Facebook – a drug advertisers might be ready to go cold turkey on?

Although the social network’s advertising revenue has reached $11bn this quarter, Zuckerberg should not get too comfortable yet as the real fallout from Cambridge Analytica remains on the horizon, argues Eleanor Dickinson

The executives at Facebook must be feeling rather self-satisfied this week.

Despite recently experiencing perhaps the worst month in the company’s history when the Cambridge Analytica scandal exploded across the world and the firm became public enemy number one, the platform’s earnings released yesterday painted a very positive picture.

The social network’s revenue has climbed by 49 per cent to reach US$11.966 billion in the last quarter. Its advertising revenue has been strong too, rising by 50 per cent to US$11.795bn from the same quarter last year. Additionally, its daily active user numbers have remained at a consistent 1.45 billion, despite the high-profile #DeleteFacebook campaign.

It’s these numbers that have led industry commentators like Socialbakers chief executive officer Yuval Ben-Itzhak to conclude that, “Facebook is still the place to be for marketers and media publishers”. However, Mark Zuckerberg and his crew should not get too comfortable yet.

While it’s true that Facebook was fortunate to escape an en-masse boycott in the same way YouTube did last year – the odd brand aside – the Cambridge Analytica scandal goes deeper than just the platform’s own reputational damage.

Over the next six months, Facebook is preparing to shut down its Partner Categories, the third-party advertiser network that led to the data of 87 million people potentially ending up in the hands of Cambridge Analytica. Through partnerships with data companies like Experian and Acxiom, brands were able to specifically target customers based  on deep insights into their offline behaviour outside of Facebook. 

These deals have seen billions of marketing dollars pumped into highly-personalised advertising campaigns, and their loss will mark a huge blow for advertisers. To quote one Singapore-based agency boss, using Facebook in this way has become like a drug for marketers. And with crippling pressure from company boards to deliver guaranteed results, it has so far proved a habit hard to crack.

With Partner Categories gone, marketers now have the option of using its “Managed Custom Audiences” –  which will now only accept first-party data provided by the brand itself and third party feeds in limited circumstances. This leaves marketers with an unsavoury dilemma. Those who were unfazed by the users’ information being harvested may reconsider handing it over when it’s their own data at stake.

Meanwhile, the data-providers hit by the loss of Partner Categories are now under heavy pressure to divert their clients’ dollars to alternative publishers or lose them altogether. And according to industry insiders, conversations between major media owners and these soon-to-be former Facebook partners are already well underway.

Although these ramifications are unlikely to lead to an all-out blacklist of Facebook –  its 1.45 billion daily active users are still a tantalising selling point– I believe the marketing community will be faced with self-reflection. Procter & Gamble’s chief marketing officer Marc Pritchard – the controller of one of the world’s largest advertising budgets has already made a significant overhaul to the company’s digital marketing investments.
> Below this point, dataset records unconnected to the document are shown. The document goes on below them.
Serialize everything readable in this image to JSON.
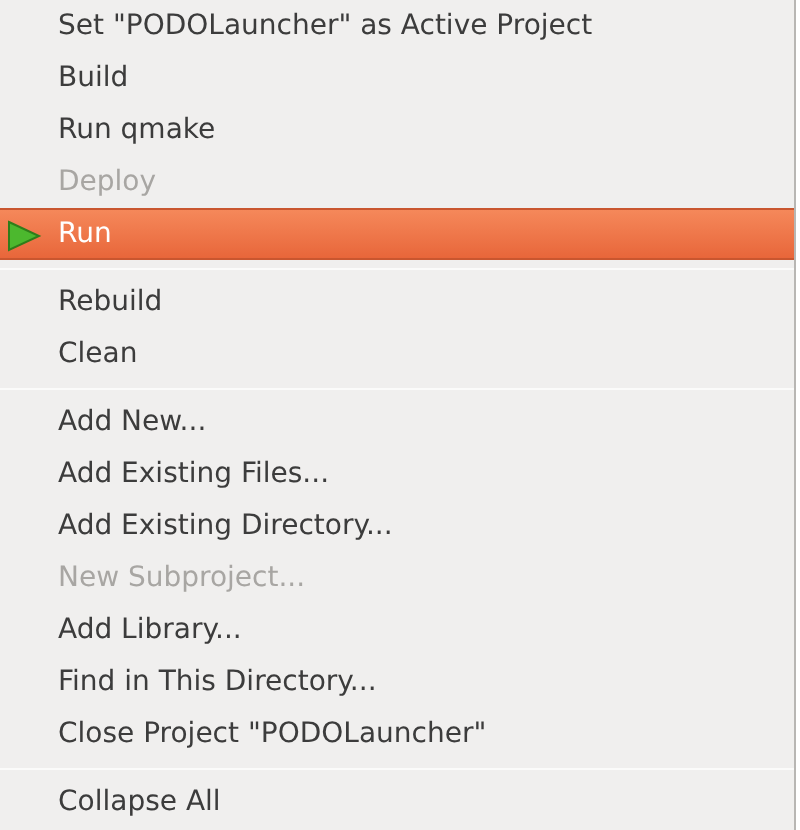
{
  "menu": {
    "sections": [
      {
        "items": [
          {
            "label": "Set \"PODOLauncher\" as Active Project",
            "kind": "plain",
            "disabled": false,
            "selected": false
          },
          {
            "label": "Build",
            "kind": "plain",
            "disabled": false,
            "selected": false
          },
          {
            "label": "Run qmake",
            "kind": "plain",
            "disabled": false,
            "selected": false
          },
          {
            "label": "Deploy",
            "kind": "plain",
            "disabled": true,
            "selected": false
          },
          {
            "label": "Run",
            "kind": "play",
            "disabled": false,
            "selected": true
          }
        ]
      },
      {
        "items": [
          {
            "label": "Rebuild",
            "kind": "plain",
            "disabled": false,
            "selected": false
          },
          {
            "label": "Clean",
            "kind": "plain",
            "disabled": false,
            "selected": false
          }
        ]
      },
      {
        "items": [
          {
            "label": "Add New...",
            "kind": "plain",
            "disabled": false,
            "selected": false
          },
          {
            "label": "Add Existing Files...",
            "kind": "plain",
            "disabled": false,
            "selected": false
          },
          {
            "label": "Add Existing Directory...",
            "kind": "plain",
            "disabled": false,
            "selected": false
          },
          {
            "label": "New Subproject...",
            "kind": "plain",
            "disabled": true,
            "selected": false
          },
          {
            "label": "Add Library...",
            "kind": "plain",
            "disabled": false,
            "selected": false
          },
          {
            "label": "Find in This Directory...",
            "kind": "plain",
            "disabled": false,
            "selected": false
          },
          {
            "label": "Close Project \"PODOLauncher\"",
            "kind": "plain",
            "disabled": false,
            "selected": false
          }
        ]
      },
      {
        "items": [
          {
            "label": "Collapse All",
            "kind": "plain",
            "disabled": false,
            "selected": false
          }
        ]
      }
    ]
  }
}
Two years ago, he made the decision to move away from precise hyper-targeting in favour of mass reach and has now revealed his plans to reinvest US$200 million, cut from digital ads, in television, radio and e-commerce.

Although for now only a few brands such as Heineken have publicly followed his lead by re-evaluating a hyper-targeted approach, the loss of the Partner Categories will give marketers more impetus to re-evaluate their strategy. While this will not necessarily divert resources away from Facebook, it is true that targeting precise groups of consumers does cost more per impression, and that will no doubt hit the platform’s coffers.

In addition, it’s worth considering that the  Cambridge Analytica scandal was just one in slew of controversies concerning digital marketing over the past two years: brand safety, transparency and fraud remain ever-present topics of conversation both at conferences and on the pages of Mumbrella.

As a result, both Pritchard and Unilever’s Keith Weed have had less than kind words for the digital advertising ecosystem. The latter recently issued a chilling warning to all the platforms, including Google and Snapchat, to “clean up the online swamp”. As the Cambridge Analytica scandal proved, that swamp is still stagnant. And now with the enforcement deadline for the General Data Protection Regulation looming on May 25, brands will no longer have the option to dismiss data privacy and its use in ad-targeting as they may have before.

No doubt champagne bottles were clinking at Facebook HQ in San Francisco yesterday. However, the hangover from this may prove painful for its own sales and marketing team. The platform faces some significant challenges over the next few months to reassure its advertisers that it is worthwhile to stay by their side and keep the faith.